The technology titans have piled billions of dollars into research and development into AI, hoping to be the face of the next market revolution.
The S&P 500 is down 1.1% this week, with Nvidia dropping 3.2%. While this may not seem drastic, it means some $1trn has been wiped off the value of tech giants since Monday.
Ed Monk, associate director at Fidelity International, said there is little doubt that AI will revolutionise how we live, but the pace of this change can take time.
He described the falls this week as a “stumble” for the US tech giants, but noted that previously they had made “huge gains”. The issue is that their impressive run has left many on high valuations, meaning “any bad news is likely to lead to volatility”.
Nvidia is an example of this: although the chipmaker has consistently beaten estimates, it has been priced for perfection. Shares are now on a price-to-earnings (P/E) ratio of more than 50x, meaning any hint of weakness next week could send the price into freefall.

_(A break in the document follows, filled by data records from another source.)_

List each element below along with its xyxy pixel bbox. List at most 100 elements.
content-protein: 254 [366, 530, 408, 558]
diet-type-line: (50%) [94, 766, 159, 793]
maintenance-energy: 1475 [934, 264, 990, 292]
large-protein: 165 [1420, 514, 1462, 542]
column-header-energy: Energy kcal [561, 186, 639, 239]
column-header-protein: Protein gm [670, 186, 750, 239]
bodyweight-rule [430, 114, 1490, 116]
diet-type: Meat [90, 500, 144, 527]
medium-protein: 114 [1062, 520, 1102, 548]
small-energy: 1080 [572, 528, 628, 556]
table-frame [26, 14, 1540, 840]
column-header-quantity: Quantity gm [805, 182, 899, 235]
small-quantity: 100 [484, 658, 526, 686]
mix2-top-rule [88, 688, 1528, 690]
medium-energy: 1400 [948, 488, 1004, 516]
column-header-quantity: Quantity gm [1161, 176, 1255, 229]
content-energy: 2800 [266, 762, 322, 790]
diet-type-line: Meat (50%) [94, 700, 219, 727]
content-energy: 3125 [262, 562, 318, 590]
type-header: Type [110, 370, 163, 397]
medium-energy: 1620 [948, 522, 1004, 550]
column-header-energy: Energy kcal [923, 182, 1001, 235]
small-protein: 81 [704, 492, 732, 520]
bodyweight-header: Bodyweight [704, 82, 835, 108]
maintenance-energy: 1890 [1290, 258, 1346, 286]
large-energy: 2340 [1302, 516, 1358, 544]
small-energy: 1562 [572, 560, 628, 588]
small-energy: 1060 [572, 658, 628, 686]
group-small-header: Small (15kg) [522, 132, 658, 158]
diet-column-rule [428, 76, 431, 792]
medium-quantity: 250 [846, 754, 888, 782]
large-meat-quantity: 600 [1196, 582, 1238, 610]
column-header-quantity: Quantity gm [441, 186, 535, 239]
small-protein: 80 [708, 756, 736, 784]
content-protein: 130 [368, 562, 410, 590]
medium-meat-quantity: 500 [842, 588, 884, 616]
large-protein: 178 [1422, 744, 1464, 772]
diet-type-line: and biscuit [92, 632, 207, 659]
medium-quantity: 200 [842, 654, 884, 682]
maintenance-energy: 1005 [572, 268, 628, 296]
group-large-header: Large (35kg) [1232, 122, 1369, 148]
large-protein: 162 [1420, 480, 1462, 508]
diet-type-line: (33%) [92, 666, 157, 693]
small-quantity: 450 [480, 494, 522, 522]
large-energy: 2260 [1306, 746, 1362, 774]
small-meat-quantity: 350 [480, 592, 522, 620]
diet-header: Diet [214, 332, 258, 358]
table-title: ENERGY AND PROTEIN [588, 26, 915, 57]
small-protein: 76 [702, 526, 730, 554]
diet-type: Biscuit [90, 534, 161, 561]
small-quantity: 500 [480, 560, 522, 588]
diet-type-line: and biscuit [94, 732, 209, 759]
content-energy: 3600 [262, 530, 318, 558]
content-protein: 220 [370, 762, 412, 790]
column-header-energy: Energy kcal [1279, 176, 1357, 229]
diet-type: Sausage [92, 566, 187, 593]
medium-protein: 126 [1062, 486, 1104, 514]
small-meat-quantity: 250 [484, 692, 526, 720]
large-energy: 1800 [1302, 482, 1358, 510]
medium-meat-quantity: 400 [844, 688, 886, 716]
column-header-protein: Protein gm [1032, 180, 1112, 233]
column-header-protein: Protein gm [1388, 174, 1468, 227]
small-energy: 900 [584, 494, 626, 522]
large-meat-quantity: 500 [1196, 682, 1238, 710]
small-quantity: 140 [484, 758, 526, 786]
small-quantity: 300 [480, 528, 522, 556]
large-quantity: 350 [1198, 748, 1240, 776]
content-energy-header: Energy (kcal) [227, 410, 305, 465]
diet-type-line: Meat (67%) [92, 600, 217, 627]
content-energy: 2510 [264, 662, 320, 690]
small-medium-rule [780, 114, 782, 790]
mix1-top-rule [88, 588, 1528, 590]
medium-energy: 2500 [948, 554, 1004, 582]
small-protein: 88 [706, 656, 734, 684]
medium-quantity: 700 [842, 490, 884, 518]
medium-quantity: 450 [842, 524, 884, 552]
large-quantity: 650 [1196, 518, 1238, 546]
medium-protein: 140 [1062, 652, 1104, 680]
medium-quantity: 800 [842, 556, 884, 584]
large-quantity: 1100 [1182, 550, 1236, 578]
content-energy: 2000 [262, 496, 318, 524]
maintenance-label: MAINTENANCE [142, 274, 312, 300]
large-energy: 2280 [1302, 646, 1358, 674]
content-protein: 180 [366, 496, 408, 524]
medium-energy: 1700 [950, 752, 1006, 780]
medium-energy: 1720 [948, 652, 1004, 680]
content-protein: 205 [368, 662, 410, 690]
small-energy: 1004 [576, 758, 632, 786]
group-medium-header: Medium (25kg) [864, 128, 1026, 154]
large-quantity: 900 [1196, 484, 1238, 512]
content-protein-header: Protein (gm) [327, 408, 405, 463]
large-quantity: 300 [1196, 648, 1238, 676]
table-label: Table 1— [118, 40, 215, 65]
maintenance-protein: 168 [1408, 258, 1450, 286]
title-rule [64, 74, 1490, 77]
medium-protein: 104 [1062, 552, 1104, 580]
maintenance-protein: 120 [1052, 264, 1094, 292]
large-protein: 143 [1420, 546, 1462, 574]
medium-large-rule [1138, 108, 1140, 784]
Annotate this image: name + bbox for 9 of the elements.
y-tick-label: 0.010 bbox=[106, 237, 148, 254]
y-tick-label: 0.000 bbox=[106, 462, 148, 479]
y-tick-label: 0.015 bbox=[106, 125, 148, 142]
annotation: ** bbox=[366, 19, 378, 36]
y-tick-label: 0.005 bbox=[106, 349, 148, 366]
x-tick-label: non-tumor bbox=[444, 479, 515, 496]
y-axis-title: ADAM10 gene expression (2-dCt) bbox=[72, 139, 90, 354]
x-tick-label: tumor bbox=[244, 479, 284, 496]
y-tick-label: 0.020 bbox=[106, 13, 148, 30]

“A longer-term headwind for AI companies may be inflation and interest rates,” said Monk, as the strongly growing profits these companies have produced mean that earnings are predicted to happen years into the future.
“As such, they stand to be eroded by any uptick in inflation and rates, which reduces their value in real terms,” he added.
So should you sell now, before the bubble implodes?
This is the age-old question. There have been many who have suggested selling out over the past few years (particularly in 2022 when the tech giants looked under serious pressure from rising interest rates). Yet the rich keep getting richer, as it were, with the tech titans climbing to new heights seemingly every year.
In my ISA portfolio, Rathbone Global Opportunities is my largest holding. FE fundinfo Alpha Manager James Thomson includes Nvidia (4%, the fund’s largest holding), Microsoft (3%) and Alphabet (2.5%) among the top 10 largest positions.
Yet with 51 names in the portfolio and no big positions in the other tech giants, the fund should be better at defending capital in a period when the tech giants fall.
Even so, it has crossed my mind as to whether now is the time to sell it and move to something else.
My only other consideration is my other holdings: I also own an Asia fund and a UK smaller companies portfolio. This diversification means I can afford to take the lumps with the tech giants through the Rathbone fund.
My children are invested in a stock market tracker, which is far more dangerously exposed to the tech names, but they have some 13 and 16 years before their junior ISA will become available to them, and another two after that before they can access the money.
I hope that, if this is a bubble, it will be a distant memory by then.
So for now I am standing pat. But if I were more concentrated into the tech names, I would be taking profits, selling down and reallocating somewhere else.